Per lo stesso ciclo, a novembre, potremo ascoltare anche una trasposizione radiofonica di “Città Slow”. Musica e musicisti intimamente radicati al territorio toccano le corde del regista lodigiano. Proviamo a chiedergli, un po’ per gioco, un po’ per tastare i suoi gusti, una playlist. Piero non si sottrae alla richiesta, precisando: «Nella mia playlist assoluta compaiono dai Beatles ai Sigur Ros, da Antony and the Johnsons al primo Battiato e al primo De Gregori, dal Banco Mutuo Soccorso al primo Claudio Rocchi, da Van De Sfros a De Andrè, da Björk a Max Gazzè, dai Genesis a Philip Glass. Estrapolare dei pezzi sarebbe per me troppo difficile, però vorrei segnalare alcuni brani che ho avuto modo di inserire nei miei documentari “etnici” in questi anni. Eccoli: “L’alba del Mulino” di Gianfranco Marra con la voce di Paola Tozzi, Unavantaluna con “Pi Soprammari”, Gualtiero Bertelli con “E Mi so Andao”, Officina Zoè, “Lu Rusciu te lu Mare”, Canzoniere Grecanico Salentino, “Beddha Ci Dormi”, Duo Bottasso con “Scottish à Funambals”, Van De Sfros & Balentes con “Ninna nanna del contrabbandiere”, Enza Pagliara con “Quanto si Beddha”, Nur con “A Domusdemaria”…».
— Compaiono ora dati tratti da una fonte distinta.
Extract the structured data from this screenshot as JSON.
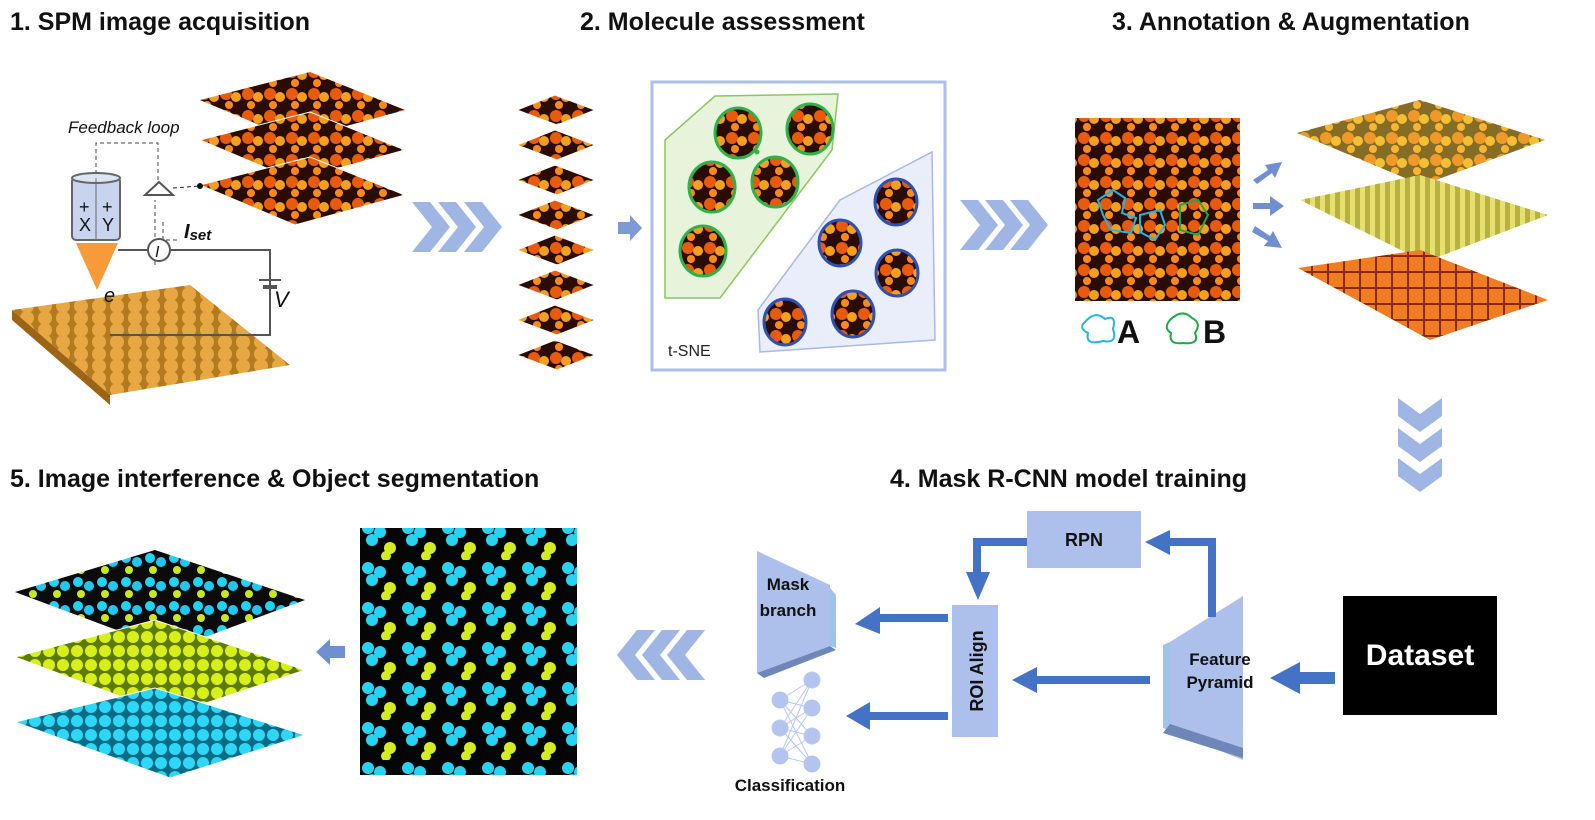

Insomma, potrebbe essere una playlist di “Blogfoolk”, bella e pronta! In conclusione, inevitabile interrogarci, a distanza di un anno, della portata del Leone D’oro vinto dal “documentario” di Gianfranco Rosi alla settantesima Mostra di Venezia nel 2013. Cannizzaro, protagonista quest’anno, sempre alla kermesse cinematografica della città lagunare, di un dibattito sul documentario, osserva che il successo di “Sacro GRA” «ha portato visibilità, allargando il cuneo nella percezione della gente sulla concezione del film e del documentario: la distinzione tra film e documentario è obsoleta. Il fatto che il Leone d’Oro sia stato vinto da un documentario lo scorso anno, può far sì che non lo si releghi in una specie di ghetto. Spero che sia così! Anche quest’anno alla settantunesima edizione il Premio Speciale della Critica è stato assegnato ad un documentario che si è occupato delle stragi di comunisti da parte degli squadroni della morte protetti dal governo nell’Indonesia del 1965 (“The Look of Silence” di Joshua Oppenheimer, ndr). Comincia a manifestarsi più attenzione verso i documentari nei festival e nei Premi, si assiste ad una maggiore sensibilità comune, che permette di superare l’idea del documentario ricondotta solo a natura e animali. Il mio è un cauto ottimismo, ma non mi aspetto di trovare porte spalancate, bisognerà vedere nel tempo. Credo che tutte le cose abbiano bisogno di tempo, soprattutto in Italia, dove ancora si produce con cifre ridicole, se confrontate con il resto d’Europa».